In August, Dr. Gibor Basri assumed the new position of vice chancellor for equity and inclusion at the University of California- Berkeley. Basri, who reports directly to Chancellor Robert Birgeneau, oversees a staff of approximately 50 and a $5 million budget. His responsibilities include fund raising to support new programs, as well as collaborating with faculty, students and staff to expand current programs. His initial focus is in recruitment, retention and promotion of historically excluded ethnic minorities.
An expert in “brown dwarves,” stars that cool down to planetary temperatures, Basri is an astrophysicist, who has taught at Berkeley for 25 years.
He has served on numerous diversity committees and advisory groups before and since the passage of Proposition 209, the controversial voter-approved measure that banned the consideration of race and gender in college admissions.

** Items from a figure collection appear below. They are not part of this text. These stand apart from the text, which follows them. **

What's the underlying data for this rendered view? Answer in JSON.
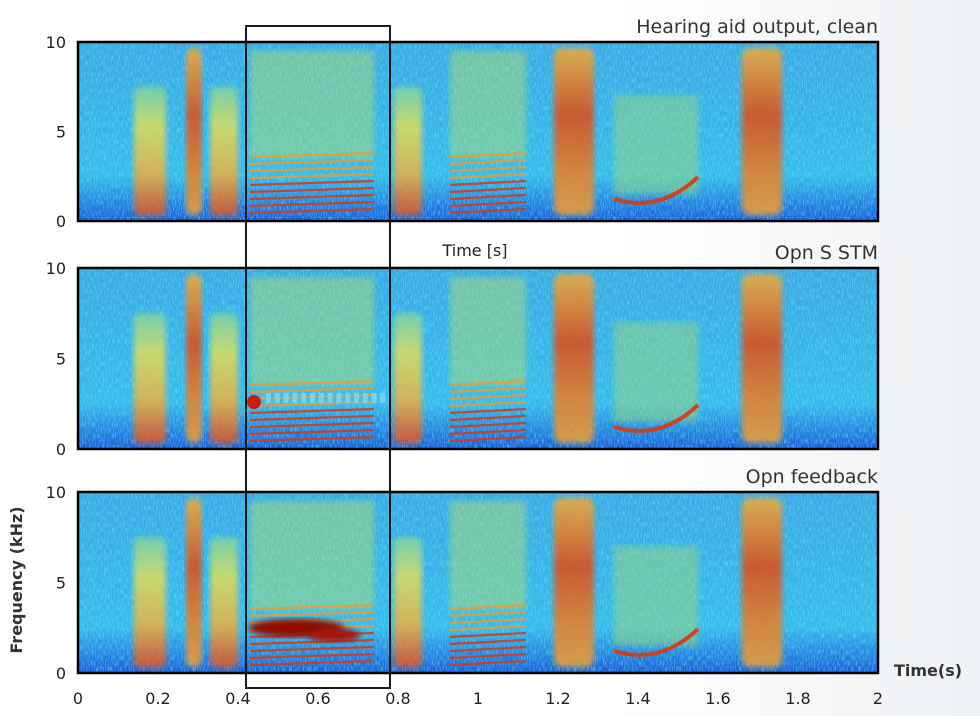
{
  "chart_data": {
    "type": "heatmap",
    "subtype": "spectrogram",
    "colormap": "jet",
    "panels": [
      {
        "title": "Hearing aid output, clean",
        "stray_label": "Time [s]"
      },
      {
        "title": "Opn S STM"
      },
      {
        "title": "Opn feedback"
      }
    ],
    "xlabel": "Time(s)",
    "ylabel": "Frequency (kHz)",
    "xlim": [
      0,
      2
    ],
    "ylim": [
      0,
      10
    ],
    "x_ticks": [
      "0",
      "0.2",
      "0.4",
      "0.6",
      "0.8",
      "1",
      "1.2",
      "1.4",
      "1.6",
      "1.8",
      "2"
    ],
    "y_ticks": [
      "0",
      "5",
      "10"
    ],
    "highlight_region": {
      "x_start": 0.42,
      "x_end": 0.78
    },
    "grid": false,
    "legend": "none"
  },
  "colors": {
    "low": "#1e5fd8",
    "mid": "#38c8e8",
    "high_mid": "#f3e650",
    "high": "#d22a0e"
  }
}
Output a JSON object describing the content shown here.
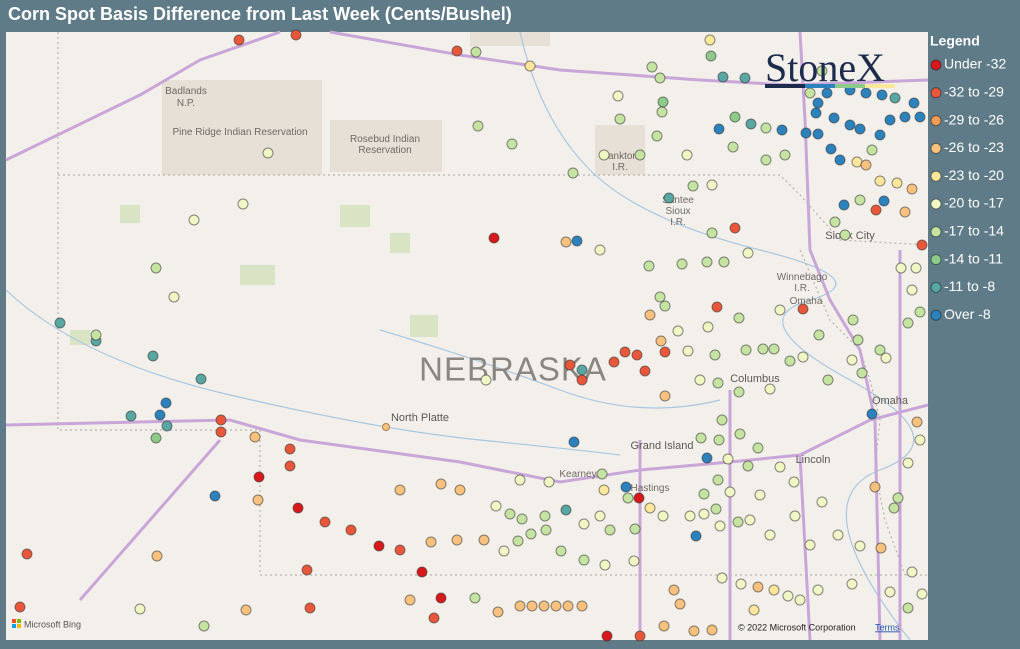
{
  "title": "Corn Spot Basis Difference from Last Week (Cents/Bushel)",
  "legend": {
    "title": "Legend",
    "items": [
      {
        "label": "Under -32",
        "color": "#d7191c"
      },
      {
        "label": "-32 to -29",
        "color": "#e9573b"
      },
      {
        "label": "-29 to -26",
        "color": "#f39a55"
      },
      {
        "label": "-26 to -23",
        "color": "#f8c27e"
      },
      {
        "label": "-23 to -20",
        "color": "#fde79b"
      },
      {
        "label": "-20 to -17",
        "color": "#f1f7c4"
      },
      {
        "label": "-17 to -14",
        "color": "#c6e4a1"
      },
      {
        "label": "-14 to -11",
        "color": "#8ecb8a"
      },
      {
        "label": "-11 to -8",
        "color": "#58a7a2"
      },
      {
        "label": "Over -8",
        "color": "#2c82bc"
      }
    ]
  },
  "logo": "StoneX",
  "map": {
    "state": "NEBRASKA",
    "places": [
      "Badlands",
      "N.P.",
      "Pine Ridge Indian Reservation",
      "Rosebud Indian",
      "Reservation",
      "Yankton",
      "I.R.",
      "Santee",
      "Sioux",
      "I.R.",
      "Sioux City",
      "Winnebago",
      "I.R.",
      "Omaha",
      "Columbus",
      "North Platte",
      "Omaha",
      "Grand Island",
      "Lincoln",
      "Kearney",
      "Hastings"
    ]
  },
  "footer": {
    "provider": "Microsoft Bing",
    "copyright": "© 2022 Microsoft Corporation",
    "terms": "Terms"
  }
}
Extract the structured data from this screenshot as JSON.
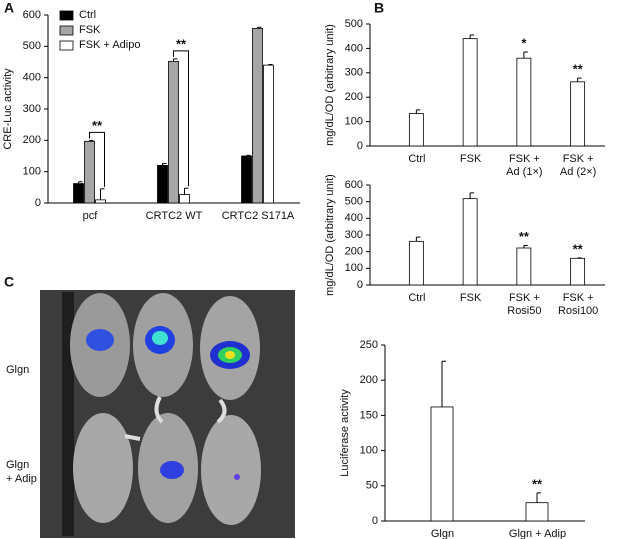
{
  "panel_labels": [
    "A",
    "B",
    "C"
  ],
  "image_labels": [
    [
      "Glgn"
    ],
    [
      "Glgn",
      "+ Adip"
    ]
  ],
  "chart_data": [
    {
      "type": "bar",
      "ylabel": "CRE-Luc activity",
      "categories": [
        "pcf",
        "CRTC2 WT",
        "CRTC2 S171A"
      ],
      "series": [
        {
          "name": "Ctrl",
          "color": "#000000",
          "values": [
            62,
            120,
            150
          ],
          "errors": [
            6,
            6,
            2
          ]
        },
        {
          "name": "FSK",
          "color": "#a6a6a6",
          "values": [
            197,
            452,
            557
          ],
          "errors": [
            3,
            8,
            4
          ]
        },
        {
          "name": "FSK + Adipo",
          "color": "#ffffff",
          "values": [
            10,
            27,
            440
          ],
          "errors": [
            35,
            20,
            2
          ]
        }
      ],
      "significance": [
        "**",
        "**",
        null
      ],
      "ylim": [
        0,
        600
      ],
      "yticks": [
        0,
        100,
        200,
        300,
        400,
        500,
        600
      ],
      "legend": "top-left"
    },
    {
      "type": "bar",
      "ylabel": "mg/dL/OD (arbitrary unit)",
      "categories": [
        [
          "Ctrl"
        ],
        [
          "FSK"
        ],
        [
          "FSK +",
          "Ad (1×)"
        ],
        [
          "FSK +",
          "Ad (2×)"
        ]
      ],
      "values": [
        133,
        440,
        360,
        263
      ],
      "errors": [
        15,
        15,
        25,
        15
      ],
      "color": "#ffffff",
      "significance": [
        null,
        null,
        "*",
        "**"
      ],
      "ylim": [
        0,
        500
      ],
      "yticks": [
        0,
        100,
        200,
        300,
        400,
        500
      ]
    },
    {
      "type": "bar",
      "ylabel": "mg/dL/OD (arbitrary unit)",
      "categories": [
        [
          "Ctrl"
        ],
        [
          "FSK"
        ],
        [
          "FSK +",
          "Rosi50"
        ],
        [
          "FSK +",
          "Rosi100"
        ]
      ],
      "values": [
        262,
        518,
        222,
        160
      ],
      "errors": [
        25,
        35,
        15,
        3
      ],
      "color": "#ffffff",
      "significance": [
        null,
        null,
        "**",
        "**"
      ],
      "ylim": [
        0,
        600
      ],
      "yticks": [
        0,
        100,
        200,
        300,
        400,
        500,
        600
      ]
    },
    {
      "type": "bar",
      "ylabel": "Luciferase activity",
      "categories": [
        "Glgn",
        "Glgn + Adip"
      ],
      "values": [
        162,
        26
      ],
      "errors": [
        65,
        14
      ],
      "color": "#ffffff",
      "significance": [
        null,
        "**"
      ],
      "ylim": [
        0,
        250
      ],
      "yticks": [
        0,
        50,
        100,
        150,
        200,
        250
      ]
    }
  ]
}
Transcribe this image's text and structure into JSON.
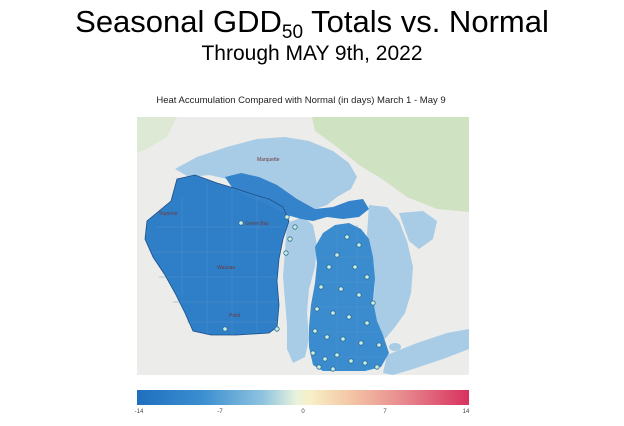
{
  "header": {
    "title_main": "Seasonal GDD",
    "title_sub": "50",
    "title_tail": " Totals vs. Normal",
    "subtitle": "Through MAY 9th, 2022"
  },
  "map": {
    "title": "Heat Accumulation Compared with Normal (in days) March 1 - May 9",
    "labels": {
      "superior_city": "Superior",
      "wausau_city": "Wausau",
      "green_bay_city": "Green Bay",
      "marquette_city": "Marquette",
      "stevens_point": "Point"
    },
    "colors": {
      "below_normal": "#2f7ec8",
      "lake_water": "#a8cbe6",
      "land_background": "#ececea",
      "canada_green": "#cfe3c3",
      "station_marker": "#cfeeda"
    }
  },
  "colorbar": {
    "ticks": [
      "-14",
      "-7",
      "0",
      "7",
      "14"
    ]
  }
}
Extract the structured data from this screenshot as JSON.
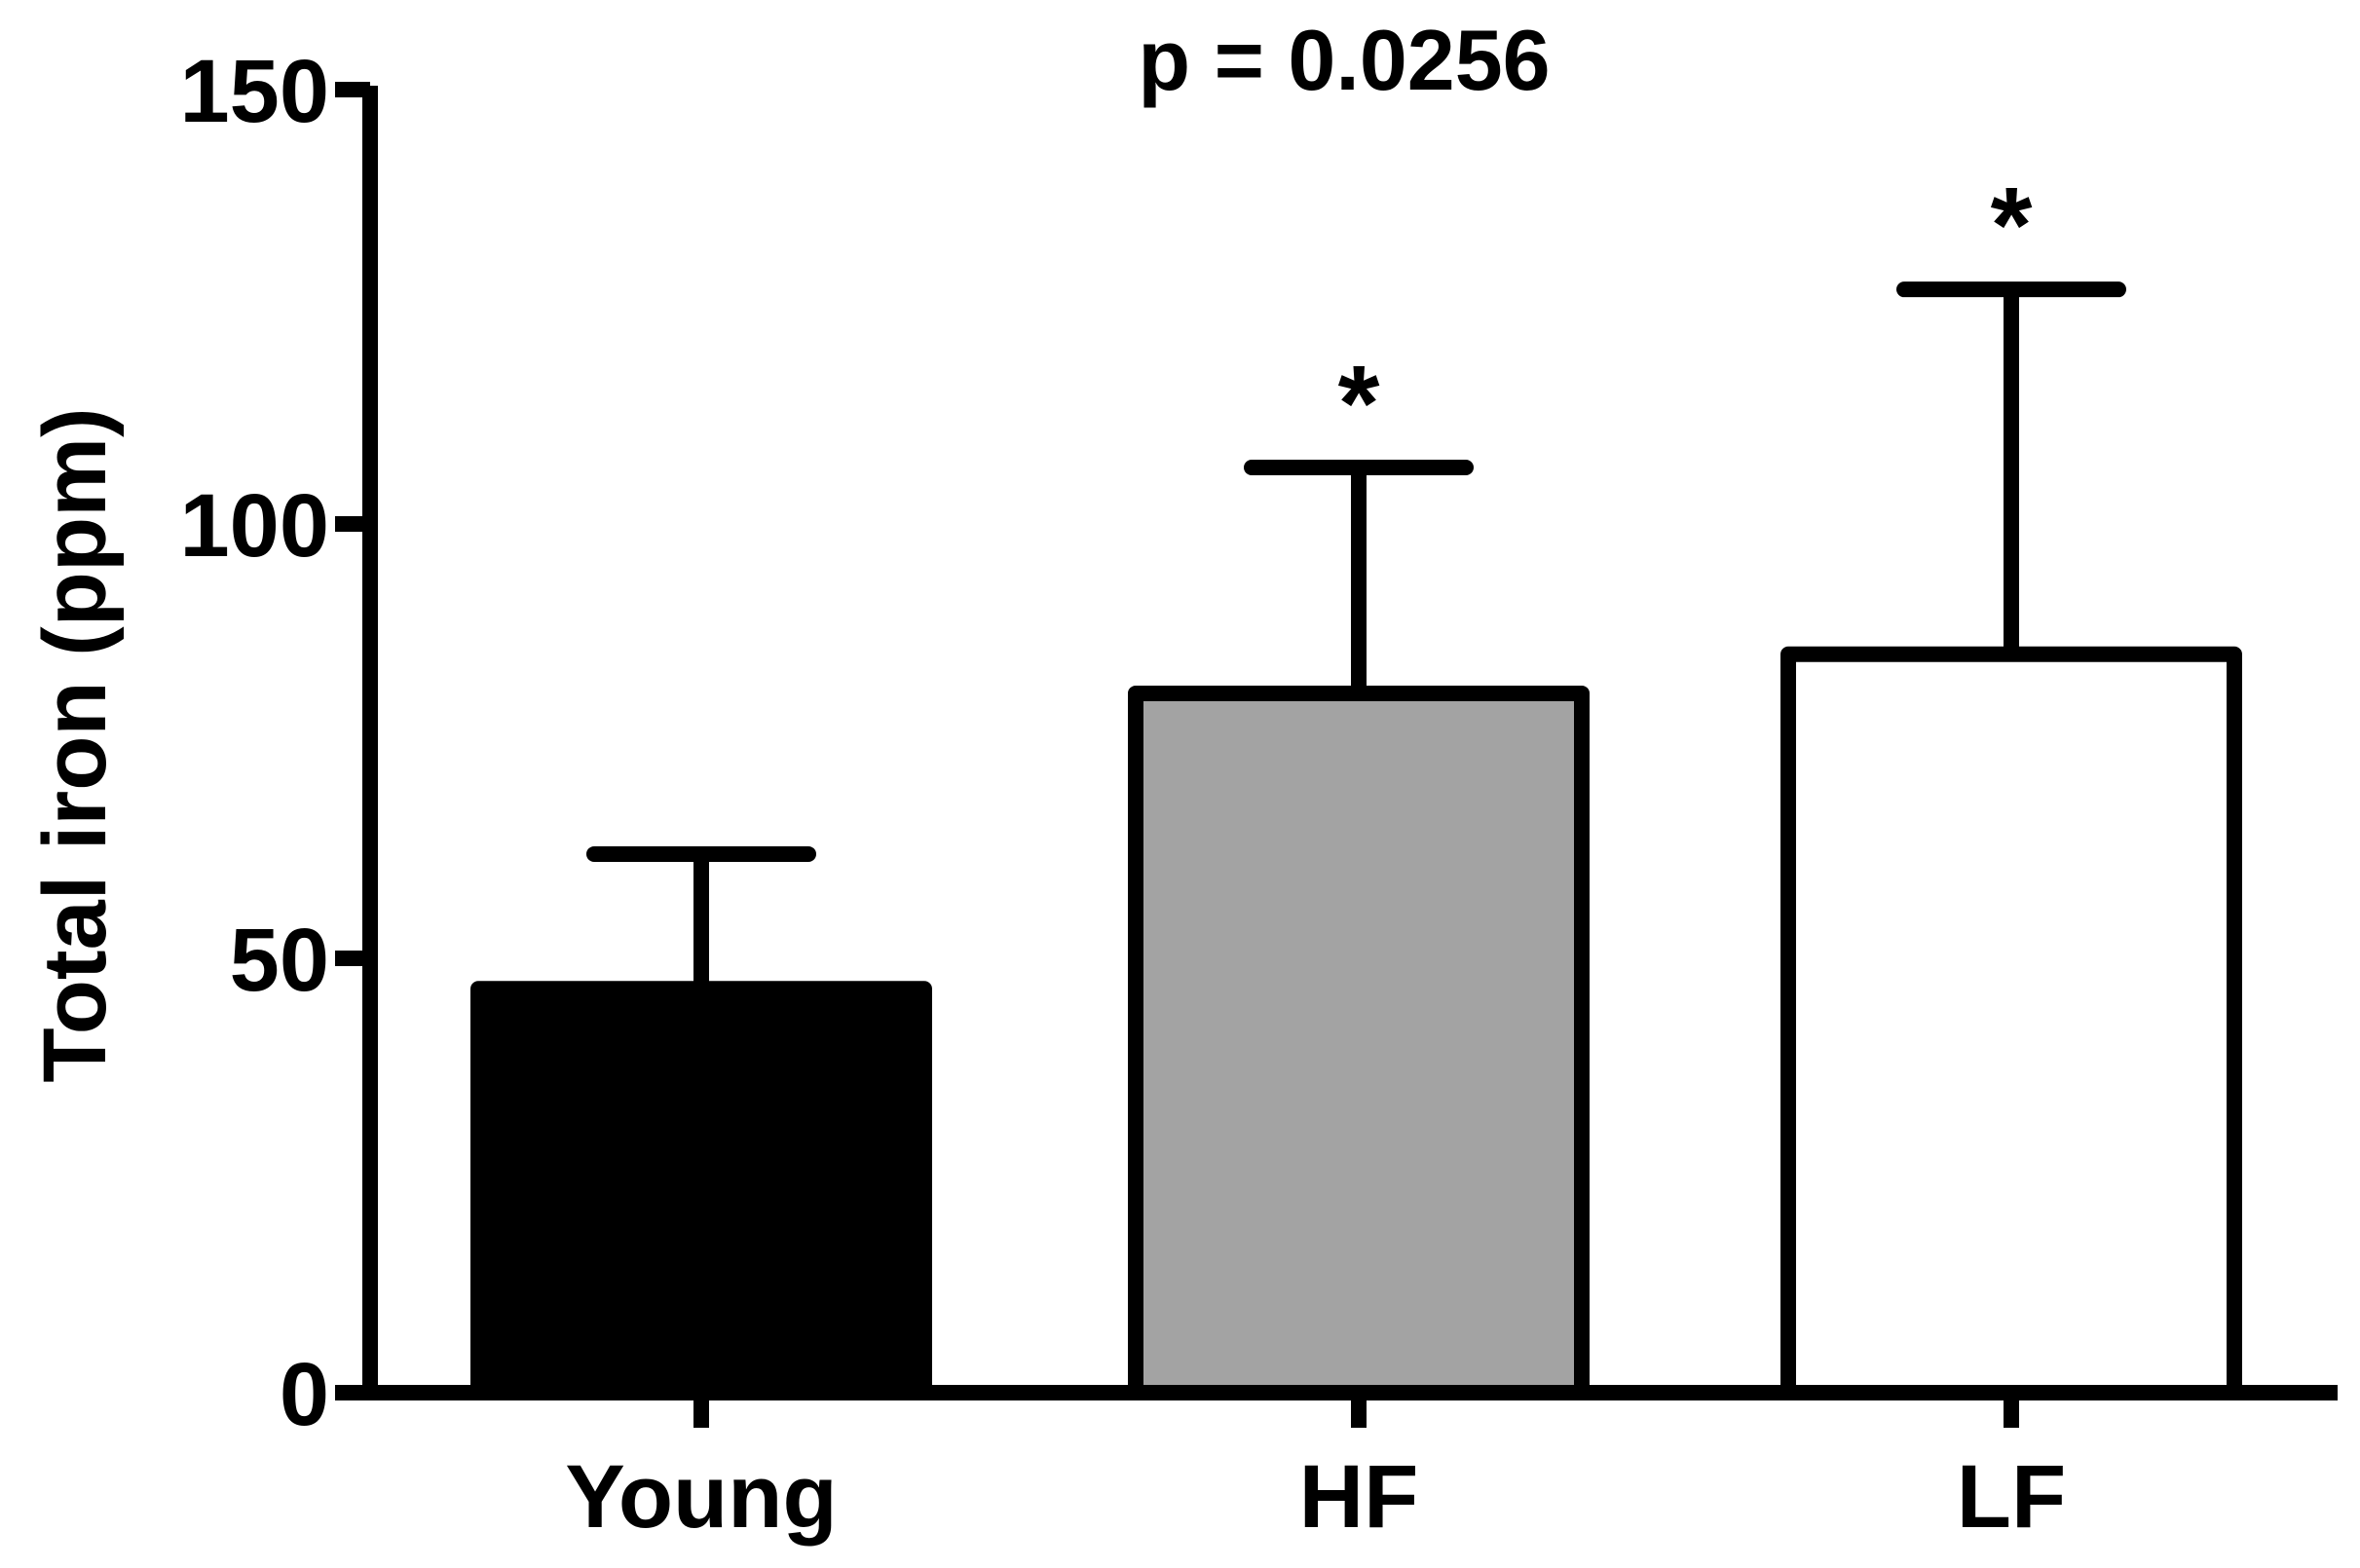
{
  "chart_data": {
    "type": "bar",
    "categories": [
      "Young",
      "HF",
      "LF"
    ],
    "values": [
      46.5,
      80.5,
      85
    ],
    "errors": [
      15.5,
      26,
      42
    ],
    "bar_colors": [
      "#000000",
      "#a3a3a3",
      "#ffffff"
    ],
    "significance": [
      "",
      "*",
      "*"
    ],
    "annotation": "p = 0.0256",
    "title": "",
    "xlabel": "",
    "ylabel": "Total iron (ppm)",
    "ylim": [
      0,
      150
    ],
    "yticks": [
      0,
      50,
      100,
      150
    ],
    "grid": false,
    "legend": false
  }
}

Basri has been chairman of a faculty workgroup of the UC regents’ study group on university diversity, a fact-finding committee that has been gathering data on the status of diversity efforts since Proposition 209 passed in 1996. He also has been active in encouraging minority students to pursue the sciences.
A New York native, Basri grew up in Fort Collins, Colo., where his Jewish father taught physics at Colorado State University and his Jamaican mother taught ballet.
DI: What are your goals?
GB: The primary thing I hope to accomplish is to get the same kind of networks in place that the majority now have. We need to let people in to the university, have them be successful and have them stay. It starts with those outside campus having the networks to come to the university. It includes the mentoring networks the majority now has. It also includes the networks that when students go out looking for jobs, whom do they call? I want to make sure those kinds of networks are working for everybody. Since the semester began, many people on campus have told me how glad they are that this is a full-time position.
DI: How do your experience and skills as an astrophysicist translate to your new job?
GB: Both involve complex systems, and I’m an analytical person.
DI: Shortly after Dr. Birgeneau became chancellor in 2004, he criticized the lack of Blacks and Latinos in the student body. He said that instead of finding “camaraderie across cultural lines,” he saw “too much alienation, mistrust and division.” Did you agree with his conclusions?
GB: The things the chancellor pointed out were all true. This is a very loaded subject, and he could have been brave about it or he could have been cagey. He chose to be brave. A lot of us on campus appreciated his honesty because it meant he wanted to do something to move forward.
DI: Since Proposition 209 was passed, how has the university community tried to reverse perceptions that minorities aren’t welcome?
GB: If you have too few people of color, they will feel isolated. We’ve tried to get a composition of students to better reflect the population of the state. We have programs on campus to make people feel welcome. Older students reach out to younger students. And our students reach out to high school students. Of course, we need to do more.
DI: How did your growing up in a place that lacked ethnic diversity influence your views on equity and inclusion?
GB: I was the only African-American in my school. I was generally accepted and treated as an individual. I probably had a better experience than if there had been a group of African-Americans. I always felt different though, and my family sometimes didn’t get invited to things because we were mixed.
DI: Why did you apply for the vice chancellor position?
GB: I became so increasingly involved in diversity work that I spent half my time on committees and writing proposals. I was also the acting chair of the astronomy department during 2006-07. It was time to either jump into the diversity work with both feet and down pedal on teaching and research or to return more fully to teaching and research. Then I realized it was an opportune time to get something new done at the university.
DI: Faculty members work long, unpredictable hours teaching and researching. Why did you get so heavily involved with diversity efforts throughout your career, knowing it would consume even more time?
GB: Had I been born 20 years earlier, my opportunities would’ve been very different. I came to Berkeley on a postdoctoral fellowship and have been here ever since. I have always wanted to get more people here whose backgrounds, like mine, meant they hadn’t always had the opportunities.